This Everyday Dental Situation Could Easily Have Been Handled A Whole Lot Better

Are your front office people just putting names into slots?

I hope not.

Sadly, this phenomenon recently happened to a dentist I know really well.

Here’s what happened.

My friend had a thirty-minute space in his schedule just prior to his 1:00pm lunch break.

He also had a forty-five minute time available straight after lunchtime at 2:00pm, before he began seeing his scheduled afternoon patients.

When his last patient before lunch arrived and was brought down at 11:15am, the 12:30pm slot prior to lunch was still empty.

So here’s what happened.

At 12:25pm, while my friend was still completing the retraction for what had been a difficult single tooth crown preparation, the phone in his treatment room rang twice, much to his and his assistant’s surprise, to indicate to them both, that their next patient was outside waiting.

This is how the next patient is announced at his practice. It’s done by using the phone, rather than by someone walking down to let the dentist know.

What was surprising to my friend and to his assistant both was that neither of them had been advised by the front desk that a patient had been put into the vacant 12:30 slot.

So the two-ringing phone was quite a surprise.

And although my friend likes to think that he has mythical super powers, he knows for a fact that he is not Nostradamus.

And therefore he is unable to predict the future.

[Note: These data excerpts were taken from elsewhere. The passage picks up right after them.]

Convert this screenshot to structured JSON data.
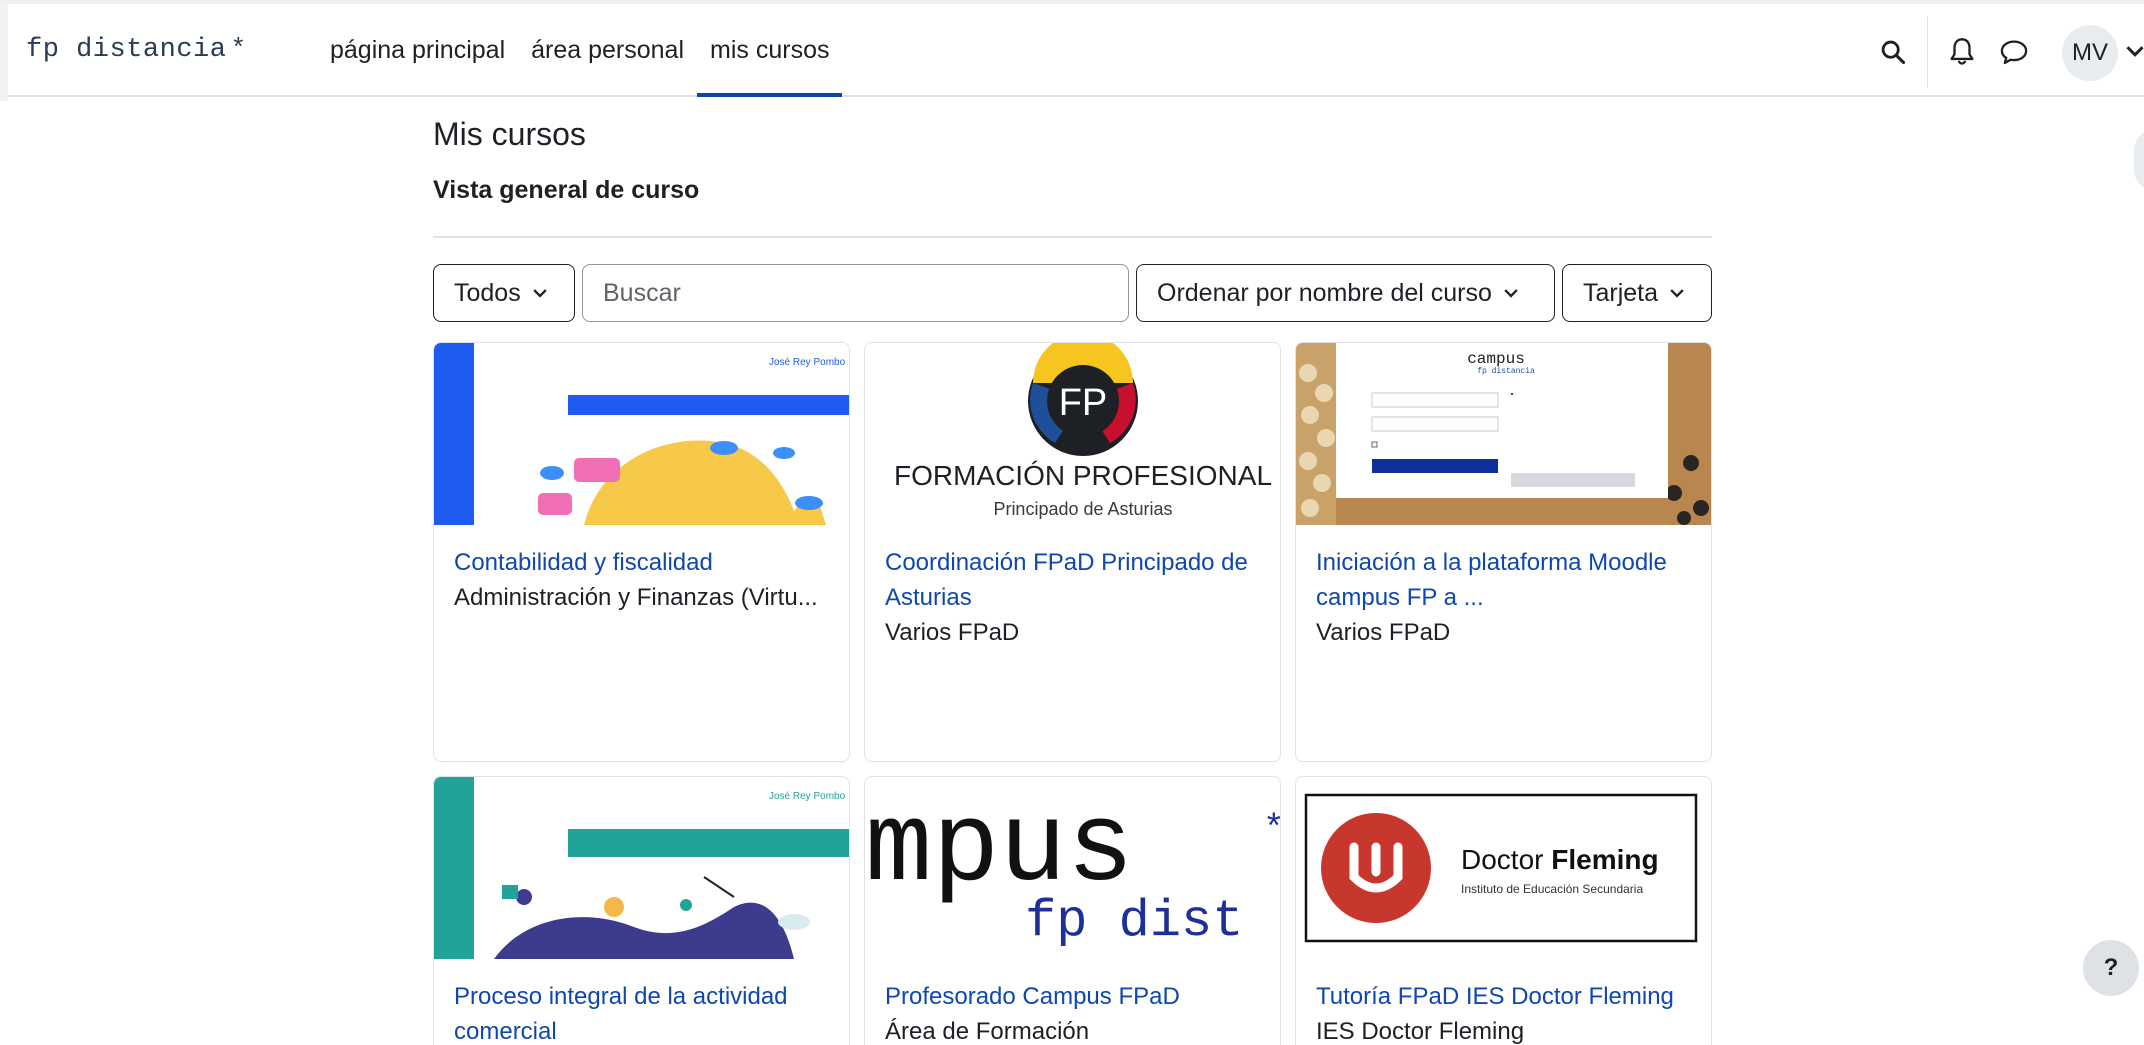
{
  "navbar": {
    "brand": "fp distancia",
    "brand_star": "*",
    "links": [
      {
        "label": "página principal",
        "active": false
      },
      {
        "label": "área personal",
        "active": false
      },
      {
        "label": "mis cursos",
        "active": true
      }
    ],
    "icons": [
      "search-icon",
      "bell-icon",
      "chat-bubble-icon"
    ],
    "user_initials": "MV"
  },
  "page": {
    "title": "Mis cursos",
    "section_title": "Vista general de curso"
  },
  "filters": {
    "grouping": "Todos",
    "search_placeholder": "Buscar",
    "sort": "Ordenar por nombre del curso",
    "view": "Tarjeta"
  },
  "courses": [
    {
      "name": "Contabilidad y fiscalidad",
      "category": "Administración y Finanzas (Virtu...",
      "image_text": "José Rey Pombo"
    },
    {
      "name": "Coordinación FPaD Principado de Asturias",
      "category": "Varios FPaD",
      "image_text": "FORMACIÓN PROFESIONAL",
      "image_subtext": "Principado de Asturias",
      "image_logo": "FP"
    },
    {
      "name": "Iniciación a la plataforma Moodle campus FP a ...",
      "category": "Varios FPaD",
      "image_text": "campus",
      "image_subtext": "fp distancia"
    },
    {
      "name": "Proceso integral de la actividad comercial",
      "category": "",
      "image_text": "José Rey Pombo"
    },
    {
      "name": "Profesorado Campus FPaD",
      "category": "Área de Formación",
      "image_text": "mpus",
      "image_subtext": "fp dist"
    },
    {
      "name": "Tutoría FPaD IES Doctor Fleming",
      "category": "IES Doctor Fleming",
      "image_text": "Doctor",
      "image_text_bold": "Fleming",
      "image_subtext": "Instituto de Educación Secundaria"
    }
  ],
  "help_label": "?",
  "colors": {
    "link": "#0f47ad",
    "text": "#1d2125",
    "border": "#dee2e6"
  }
}
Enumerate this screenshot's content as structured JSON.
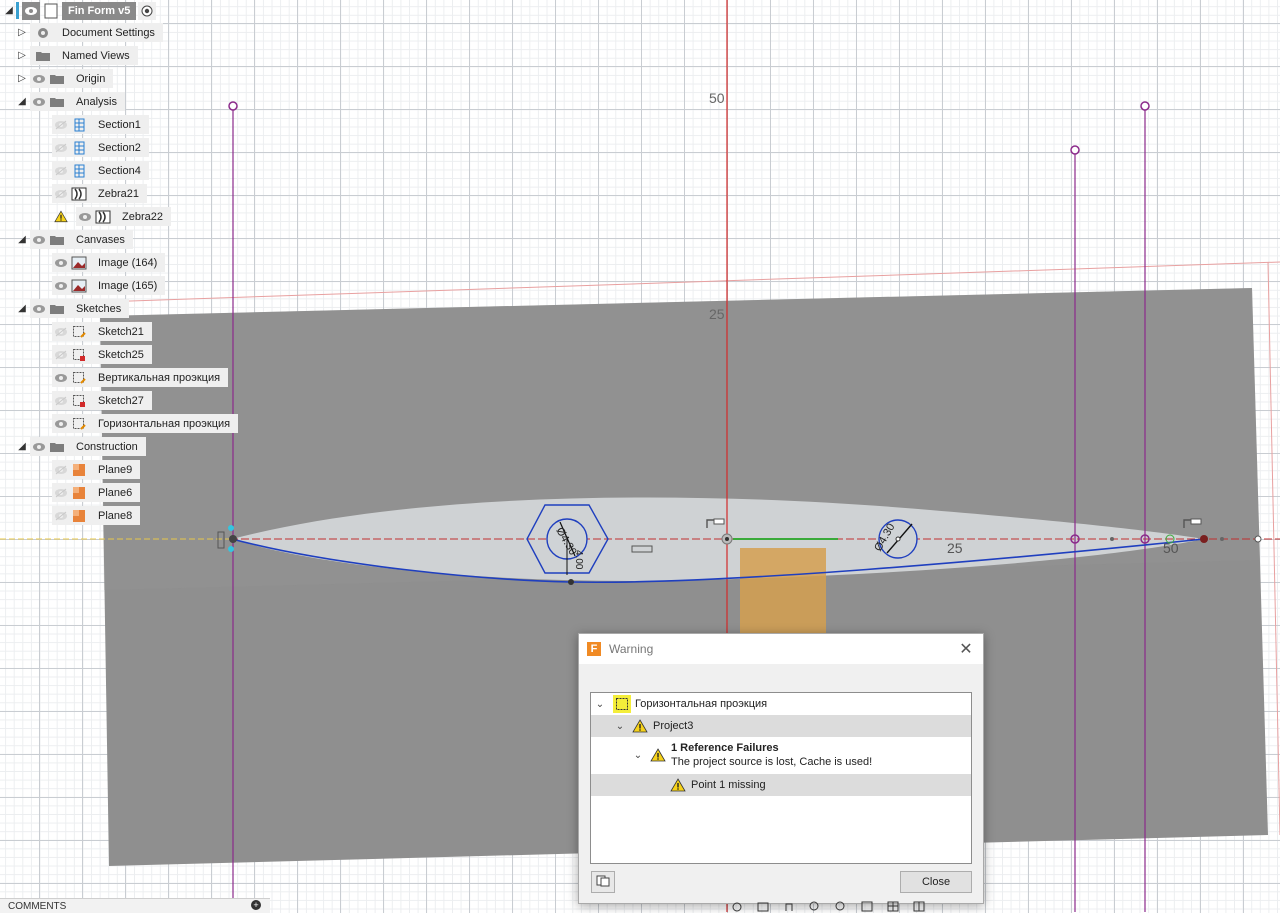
{
  "browser": {
    "root": "Fin  Form v5",
    "items": [
      {
        "label": "Document Settings"
      },
      {
        "label": "Named Views"
      },
      {
        "label": "Origin"
      },
      {
        "label": "Analysis"
      },
      {
        "label": "Section1"
      },
      {
        "label": "Section2"
      },
      {
        "label": "Section4"
      },
      {
        "label": "Zebra21"
      },
      {
        "label": "Zebra22"
      },
      {
        "label": "Canvases"
      },
      {
        "label": "Image (164)"
      },
      {
        "label": "Image (165)"
      },
      {
        "label": "Sketches"
      },
      {
        "label": "Sketch21"
      },
      {
        "label": "Sketch25"
      },
      {
        "label": "Вертикальная проэкция"
      },
      {
        "label": "Sketch27"
      },
      {
        "label": "Горизонтальная проэкция"
      },
      {
        "label": "Construction"
      },
      {
        "label": "Plane9"
      },
      {
        "label": "Plane6"
      },
      {
        "label": "Plane8"
      }
    ]
  },
  "canvas": {
    "dims": {
      "v50": "50",
      "v25": "25",
      "h25": "25",
      "h50": "50",
      "d1": "Ø4.30",
      "d2": "4.00",
      "d3": "Ø4.30"
    },
    "colors": {
      "sketch_line": "#1f3fbf",
      "axis_red": "#d22a2a",
      "constraint_purple": "#8b2a8b",
      "plate": "#8f8f8f",
      "fin": "#d6d9dc",
      "orange": "#f0b040",
      "green": "#3aaa3a"
    }
  },
  "dialog": {
    "title": "Warning",
    "tree": {
      "sketch": "Горизонтальная проэкция",
      "project": "Project3",
      "failure_title": "1 Reference Failures",
      "failure_desc": "The project source is lost, Cache is used!",
      "item": "Point 1 missing"
    },
    "close_label": "Close"
  },
  "comments": {
    "label": "COMMENTS"
  }
}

So while he was simply cruising along, taking his time to ensure that his crown prep and impression were truly world class, what would have been nice, he thought, was if someone from the front desk had gotten up and walked down to ask him where would have been a good spot to put the emergency patient.

[And a true emergency it really was not. The patient appointed had an inflamed wisdom tooth, and could easily have been put in, under advisement, into the vacant appointment time after lunch.]

So my friend, assuming that the pre-lunch spot was still vacant, had been taking his time. And as a result, had now put himself and his patient, as well as his assistant, and his waiting patient, under the proverbial pump.

 

But for no good reason.

Because had he been asked, my friend would have directed the front office lady to schedule the wisdom tooth patient in at 200pm, straight after lunch, and then everyone would have lived happily ever after.

And nobody would have been the wiser.

And nobody would have been unnecessarily stressed, all of a sudden.

My dentist friend pointed out, and rightly so, that his monitor in his treatment room was displaying radiographs of his patient being treated, as it should have, and therefore did not display the appointment book.

When different compartments of a business start to operate as silos, and not as integrating components, then these sort of faux pas will occur and keep occurring.

And it’s purely and simply because of the technology being available to allow this operation in isolation to occur that it does occur.

A situation like this would never have happened at my practice, because we encouraged verbal communication over digital communication within the practice as much as possible.

Despite the existence of a digital alternative…

So, at my practice, even if the appointment had been slotted in at 12:30pm, as it had been for my friend, what would have happened is that when the receptionist had come down to let me know of the booking, she would have been advised by me that the booking needed to be moved to the 200pm slot to fit in better with what was happening at that time.

But really what would have happened at my practice is that my receptionist would have slotted the wisdom tooth patient in at 2:00pm anyway, and then let the patient know that there was a possibility of coming in sooner. She would have then informed the caller that she just needed to check on a couple of things, and would get back to her if the earlier time did become free.
Then the receptionist would have come down and checked with me to see if the 12:30pm slot was more suitable.

It’s everybody’s role in the Dental Office to think about everybody else there, and what would work best for everyone.

Miscommunication, as well as missed communications, create lose-lose situations in our practices.

Breaking down the silos, and taking a step away, back to the good old days when people actually spoke to each other rather than texted and emailed, might just be a good thing in some instances at the Dental Practice.